Furthermore, since most patients with these hereditary diseases
only gradually lose their vision as they grow older, the dysfunctional
molecules most likely have been interacting with environmental
factors and other disease pathways, resulting in eventual
photoreceptor cell death. Since multiple pathways are therefore
frequently involved, therapeutic approaches with gene therapy,
dietary and vitamin supplements, anti-oxidants, calcium channel
blockers, neurotrophic factors, and others may all be implicated
for amelioration of disease processes.
In
this era of therapeutic discovery, massive screening of new
drugs will be needed to determine the chemistry, toxicology,
and dose response curves. Side effects, which may prevent
successful clinical trials, must be determined early.
Careful
management of commercial dynamics will be required to bring
the therapeutic agents to the patients successfully. Intellectual
property will be determined by the patentability and licensing
of drugs, with a financial forecast to gain support for relevant
research programs. The discovery process must be "de-risked"
to attract venture capitalists for the commercialization process.
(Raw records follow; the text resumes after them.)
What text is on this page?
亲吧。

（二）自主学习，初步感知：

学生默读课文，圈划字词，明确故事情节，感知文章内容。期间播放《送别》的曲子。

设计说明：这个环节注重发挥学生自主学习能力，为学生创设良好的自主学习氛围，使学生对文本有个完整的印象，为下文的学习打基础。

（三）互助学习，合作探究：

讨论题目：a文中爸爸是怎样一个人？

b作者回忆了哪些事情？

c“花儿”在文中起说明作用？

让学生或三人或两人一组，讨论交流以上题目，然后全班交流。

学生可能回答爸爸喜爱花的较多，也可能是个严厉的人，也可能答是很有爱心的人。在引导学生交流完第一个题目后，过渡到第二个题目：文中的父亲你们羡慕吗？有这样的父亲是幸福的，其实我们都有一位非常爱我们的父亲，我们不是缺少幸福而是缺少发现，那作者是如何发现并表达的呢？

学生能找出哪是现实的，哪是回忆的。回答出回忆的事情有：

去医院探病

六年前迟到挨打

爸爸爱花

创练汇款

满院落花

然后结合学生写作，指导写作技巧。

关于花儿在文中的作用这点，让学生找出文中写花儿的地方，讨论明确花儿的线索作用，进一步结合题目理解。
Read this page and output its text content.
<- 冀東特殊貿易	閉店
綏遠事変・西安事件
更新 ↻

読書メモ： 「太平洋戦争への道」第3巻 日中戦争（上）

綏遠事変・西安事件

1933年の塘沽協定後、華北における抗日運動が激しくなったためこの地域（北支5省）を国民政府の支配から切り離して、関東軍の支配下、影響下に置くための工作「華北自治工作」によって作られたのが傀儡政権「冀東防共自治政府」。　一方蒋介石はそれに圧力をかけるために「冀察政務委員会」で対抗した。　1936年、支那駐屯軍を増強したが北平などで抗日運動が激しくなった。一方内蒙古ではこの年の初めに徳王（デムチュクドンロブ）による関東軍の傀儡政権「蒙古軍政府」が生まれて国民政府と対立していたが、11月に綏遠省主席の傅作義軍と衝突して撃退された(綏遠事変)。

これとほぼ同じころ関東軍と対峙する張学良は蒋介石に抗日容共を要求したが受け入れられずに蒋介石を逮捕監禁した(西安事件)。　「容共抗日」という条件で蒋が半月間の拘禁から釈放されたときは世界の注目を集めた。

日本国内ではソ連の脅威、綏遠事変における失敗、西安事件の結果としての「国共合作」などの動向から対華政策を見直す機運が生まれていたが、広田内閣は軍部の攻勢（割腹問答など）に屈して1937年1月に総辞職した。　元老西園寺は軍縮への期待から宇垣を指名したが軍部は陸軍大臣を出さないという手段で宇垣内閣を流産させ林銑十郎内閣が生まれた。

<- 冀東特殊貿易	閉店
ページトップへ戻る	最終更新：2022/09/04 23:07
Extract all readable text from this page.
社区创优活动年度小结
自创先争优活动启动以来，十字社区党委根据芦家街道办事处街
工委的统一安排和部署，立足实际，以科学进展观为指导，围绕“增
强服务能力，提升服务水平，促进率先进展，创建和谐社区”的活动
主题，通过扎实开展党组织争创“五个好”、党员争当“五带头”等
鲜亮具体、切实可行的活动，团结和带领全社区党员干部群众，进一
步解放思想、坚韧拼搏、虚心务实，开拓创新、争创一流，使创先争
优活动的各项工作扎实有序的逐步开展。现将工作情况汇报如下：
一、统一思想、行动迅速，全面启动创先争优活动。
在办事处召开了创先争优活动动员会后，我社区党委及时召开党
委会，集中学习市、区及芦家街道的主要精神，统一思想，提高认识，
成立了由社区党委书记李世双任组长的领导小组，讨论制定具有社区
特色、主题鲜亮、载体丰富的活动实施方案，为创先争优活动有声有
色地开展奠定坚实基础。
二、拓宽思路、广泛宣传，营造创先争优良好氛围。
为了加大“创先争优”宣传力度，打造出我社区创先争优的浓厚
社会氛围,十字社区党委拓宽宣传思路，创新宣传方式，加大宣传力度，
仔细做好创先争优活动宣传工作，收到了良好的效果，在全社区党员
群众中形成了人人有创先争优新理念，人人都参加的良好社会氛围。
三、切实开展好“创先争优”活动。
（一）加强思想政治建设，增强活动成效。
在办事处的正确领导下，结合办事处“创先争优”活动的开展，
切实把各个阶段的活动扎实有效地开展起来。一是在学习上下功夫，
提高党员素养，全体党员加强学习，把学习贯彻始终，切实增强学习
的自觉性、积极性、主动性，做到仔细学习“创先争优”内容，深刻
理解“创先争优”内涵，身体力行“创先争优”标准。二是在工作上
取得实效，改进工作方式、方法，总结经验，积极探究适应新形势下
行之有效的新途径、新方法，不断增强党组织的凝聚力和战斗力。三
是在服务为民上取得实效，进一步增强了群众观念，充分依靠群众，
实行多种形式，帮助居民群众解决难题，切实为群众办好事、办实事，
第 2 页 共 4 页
The pharmaceutical industry is needed to help with the manufacturing
of therapeutic agents under good practices, and to assist
with the development of clinical trials.
At
the concluding session, Dr. Morton F. Goldberg and Gordon
Gund thanked the speakers and participants for their generous
and collegial sharing of ideas. Mr. Gund concluded by a commitment,
"It is no longer a question that we hope for vision -
it is a question of a promise for vision. It is not a question
whether or not we are going to find treatments and cures -
it is now only a question of when." They stated that
the Institute will continue to be a catalyst for acceleration of
clinical trials for hereditary orphan retinal diseases.